As part of the industry panel, YMX will bring together some of the brightest minds in logistics to address how enterprise yard operations can, and should, be elevated into a strategic function that drives real business value.
Hosted by renowned industry analyst Bart De Muynck, the panel will include:
- Chris Sultemeier, Former EVP of Logistics, Walmart
- Matt Yearling, CEO, YMX Logistics
The discussion will focus on the pitfalls of legacy outsourcing models and isolated technology deployments and offer a practical framework for aligning people, processes, technology, and equipment at scale through yard operating systems.
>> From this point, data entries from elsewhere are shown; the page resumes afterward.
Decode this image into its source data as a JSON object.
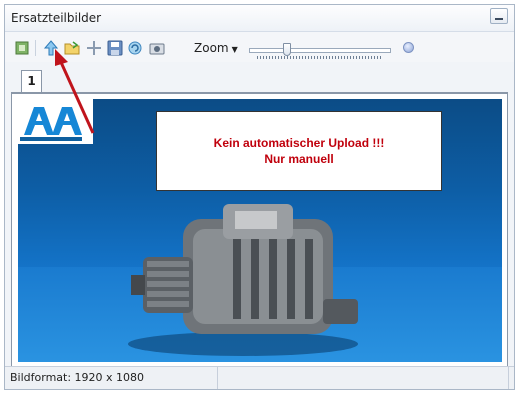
{
  "window": {
    "title": "Ersatzteilbilder"
  },
  "toolbar": {
    "icons": [
      "insert-image-icon",
      "upload-arrow-icon",
      "open-folder-icon",
      "crosshair-icon",
      "save-icon",
      "refresh-image-icon",
      "camera-icon"
    ],
    "zoom_label": "Zoom",
    "zoom_level_fraction": 0.25
  },
  "tabs": [
    {
      "label": "1"
    }
  ],
  "image": {
    "notice_line1": "Kein automatischer Upload !!!",
    "notice_line2": "Nur manuell",
    "notice_color": "#c0000c"
  },
  "status": {
    "format": "Bildformat: 1920 x 1080"
  },
  "annotation_color": "#c0141c"
}
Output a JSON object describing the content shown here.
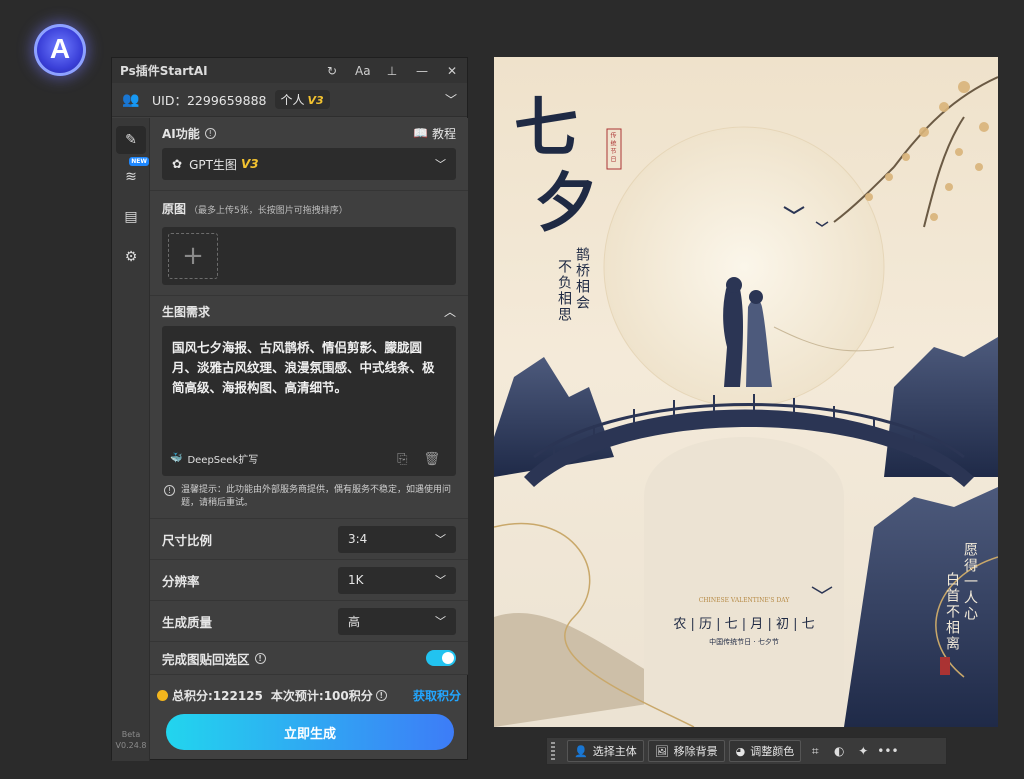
{
  "app": {
    "logo_letter": "A"
  },
  "panel": {
    "title": "Ps插件StartAI",
    "titlebar_icons": [
      "refresh-icon",
      "font-size-icon",
      "pin-icon",
      "minimize-icon",
      "close-icon"
    ],
    "titlebar_glyphs": {
      "refresh": "↻",
      "font": "Aa",
      "pin": "⊥",
      "minimize": "—",
      "close": "✕"
    }
  },
  "user": {
    "uid": "UID：2299659888",
    "plan": "个人",
    "plan_version": "V3"
  },
  "sidebar": {
    "new_badge": "NEW",
    "version_line1": "Beta",
    "version_line2": "V0.24.8"
  },
  "ai": {
    "label": "AI功能",
    "tutorial": "教程",
    "model": "GPT生图",
    "model_version": "V3"
  },
  "source": {
    "label": "原图",
    "hint": "（最多上传5张，长按图片可拖拽排序）",
    "add": "+"
  },
  "prompt": {
    "label": "生图需求",
    "text": "国风七夕海报、古风鹊桥、情侣剪影、朦胧圆月、淡雅古风纹理、浪漫氛围感、中式线条、极简高级、海报构图、高清细节。",
    "deepseek": "DeepSeek扩写"
  },
  "notice": "温馨提示：此功能由外部服务商提供，偶有服务不稳定，如遇使用问题，请稍后重试。",
  "settings": {
    "ratio_label": "尺寸比例",
    "ratio_value": "3:4",
    "res_label": "分辨率",
    "res_value": "1K",
    "quality_label": "生成质量",
    "quality_value": "高",
    "paste_label": "完成图贴回选区",
    "paste_on": true
  },
  "points": {
    "total": "总积分:122125",
    "estimate": "本次预计:100积分",
    "get": "获取积分"
  },
  "generate_label": "立即生成",
  "poster": {
    "title_qi": "七",
    "title_xi": "夕",
    "seal": "传统节日",
    "line1": "鹊桥相会",
    "line2": "不负相思",
    "en": "CHINESE VALENTINE'S DAY",
    "date": "农 | 历 | 七 | 月 | 初 | 七",
    "sub": "中国传统节日 · 七夕节",
    "right1": "愿得一人心",
    "right2": "白首不相离"
  },
  "bottom_bar": {
    "select_subject": "选择主体",
    "remove_bg": "移除背景",
    "adjust_color": "调整颜色",
    "more": "•••"
  },
  "colors": {
    "accent": "#22c3f0",
    "gold": "#f2c230",
    "link": "#22a6ff"
  }
}
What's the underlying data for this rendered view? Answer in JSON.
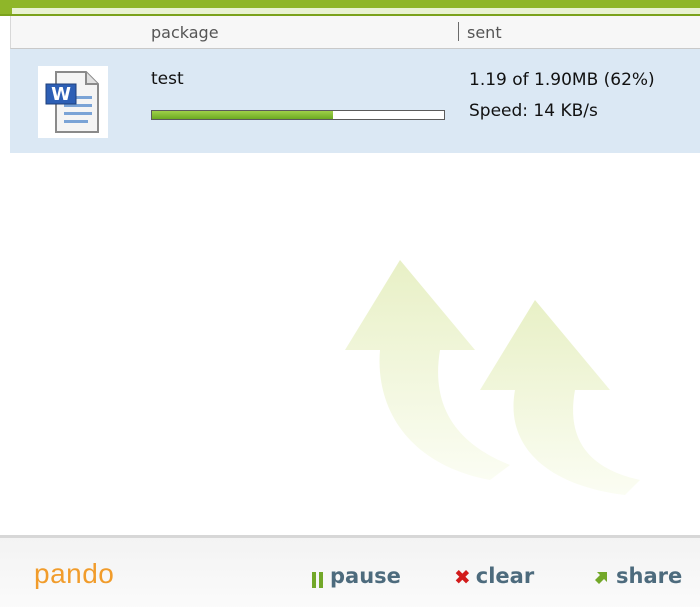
{
  "header": {
    "package_label": "package",
    "sent_label": "sent"
  },
  "row": {
    "name": "test",
    "sent": "1.19 of 1.90MB (62%)",
    "speed": "Speed: 14 KB/s",
    "progress_fraction": 0.62,
    "file_icon": "word-document-icon"
  },
  "footer": {
    "logo": "pando",
    "pause_label": "pause",
    "clear_label": "clear",
    "share_label": "share"
  },
  "colors": {
    "accent_green": "#8fb629",
    "logo_orange": "#f19c2b",
    "row_bg": "#dbe8f4"
  }
}
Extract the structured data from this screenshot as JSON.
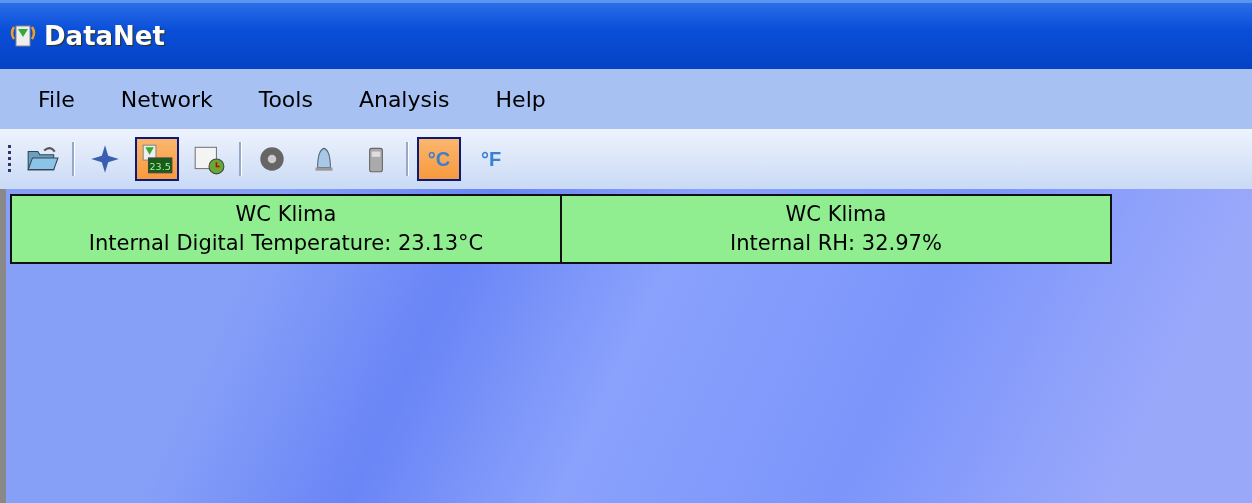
{
  "window": {
    "title": "DataNet"
  },
  "menu": [
    "File",
    "Network",
    "Tools",
    "Analysis",
    "Help"
  ],
  "toolbar": [
    {
      "kind": "open",
      "selected": false
    },
    {
      "kind": "separator"
    },
    {
      "kind": "star",
      "selected": false
    },
    {
      "kind": "display",
      "label": "23.5",
      "selected": true
    },
    {
      "kind": "calendar",
      "selected": false
    },
    {
      "kind": "separator"
    },
    {
      "kind": "disc",
      "selected": false
    },
    {
      "kind": "bell",
      "selected": false
    },
    {
      "kind": "phone",
      "selected": false
    },
    {
      "kind": "separator"
    },
    {
      "kind": "unit",
      "label": "°C",
      "selected": true
    },
    {
      "kind": "unit",
      "label": "°F",
      "selected": false
    }
  ],
  "sensors": [
    {
      "name": "WC Klima",
      "reading": "Internal Digital Temperature: 23.13°C"
    },
    {
      "name": "WC Klima",
      "reading": "Internal RH: 32.97%"
    }
  ]
}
Key discussion points will include:
- How yard operations directly impact cost, throughput, OTIF, and network efficiency
- Why legacy approaches and standalone technologies are no longer sufficient
- What it takes to implement a truly enterprise-wide yard strategy
- How to adopt yard operating systems to standardize and optimize at scale

“Technology by itself isn’t the answer—true transformation comes from orchestrating all the moving parts across the yard with precision and intent,” says industry analyst Bart De Muynck. “It’s time for enterprise shippers to stop accepting poor performance and start treating the yard as a strategic lever for cost control, service improvement, and network agility.”